Advise me. Is this legitimate? Is it a scam or a phishing scheme? Does it address a genuine operating system concern? What is it really offering? Should I try it? Should I buy it? Most importantly: Justify your advice.

Hint: Your answer should demonstrate an understanding of computer operating systems. This is not an opportunity for philosophical BS.

Advice: Probably OK. Probably legitimate. Probably little value.

Yes, the operating system includes many device drivers to allow the operating system to talk to various devices and peripherals, such as printers, cameras, smart phones, etc.

Yes, device drivers release updated drivers, sometimes to improve performance, sometimes to fix errors.

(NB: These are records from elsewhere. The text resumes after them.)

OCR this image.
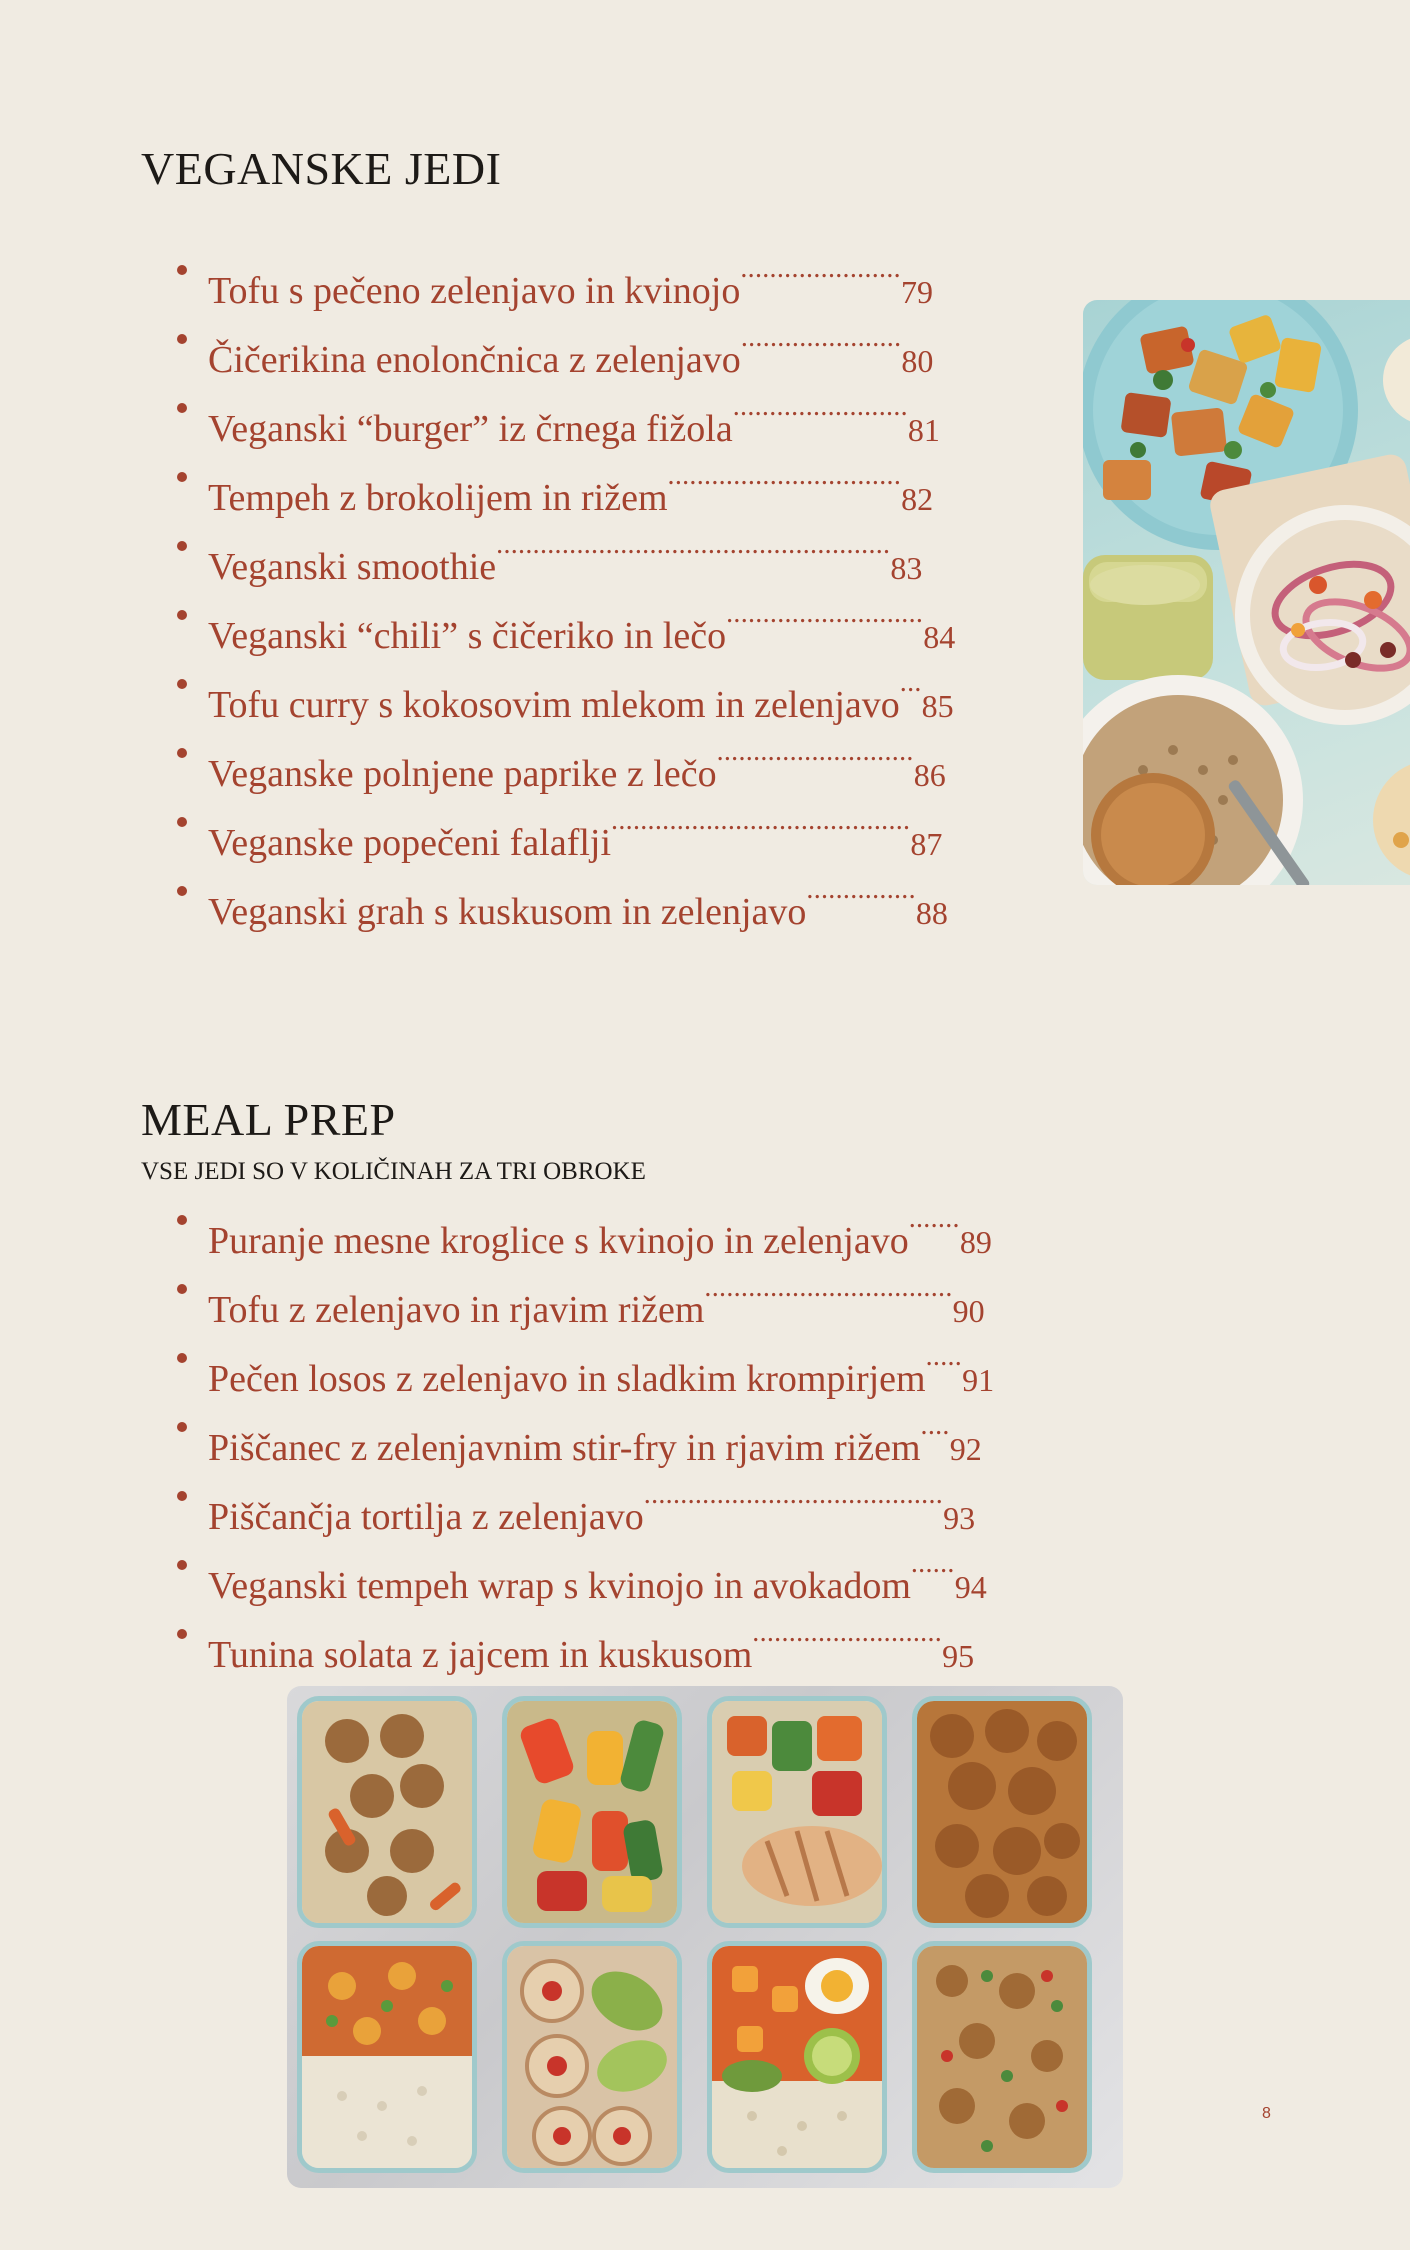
VEGANSKE JEDI
Tofu s pečeno zelenjavo in kvinojo......................79
Čičerikina enolončnica z zelenjavo......................80
Veganski “burger” iz črnega fižola........................81
Tempeh z brokolijem in rižem................................82
Veganski smoothie......................................................83
Veganski “chili” s čičeriko in lečo...........................84
Tofu curry s kokosovim mlekom in zelenjavo...85
Veganske polnjene paprike z lečo...........................86
Veganske popečeni falaflji.........................................87
Veganski grah s kuskusom in zelenjavo...............88
MEAL PREP

VSE JEDI SO V KOLIČINAH ZA TRI OBROKE

Puranje mesne kroglice s kvinojo in zelenjavo.......89
Tofu z zelenjavo in rjavim rižem..................................90
Pečen losos z zelenjavo in sladkim krompirjem.....91
Piščanec z zelenjavnim stir-fry in rjavim rižem....92
Piščančja tortilja z zelenjavo.........................................93
Veganski tempeh wrap s kvinojo in avokadom......94
Tunina solata z jajcem in kuskusom..........................95
8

However, it is rare for device performance to deteriorate. If it worked before, it probably continues to work about as well. The exception must be device-device interference. That can happen, but it is rare. PC's may seem to run slower as time goes by, but it is not likely that device drivers are at fault.

Uniblue is a reputable vendor; I run some of their utilities. That is how I got on their mailing list.

Tucows is a highly respected authority, but I might check whether Tucows really said that about DriverScanner.

I did not bite on this offer, primarily because I don't think I need it.

 

In your answer, I did not care whether you said, "Yes," or "No." Did you demonstrate any understanding of operating systems?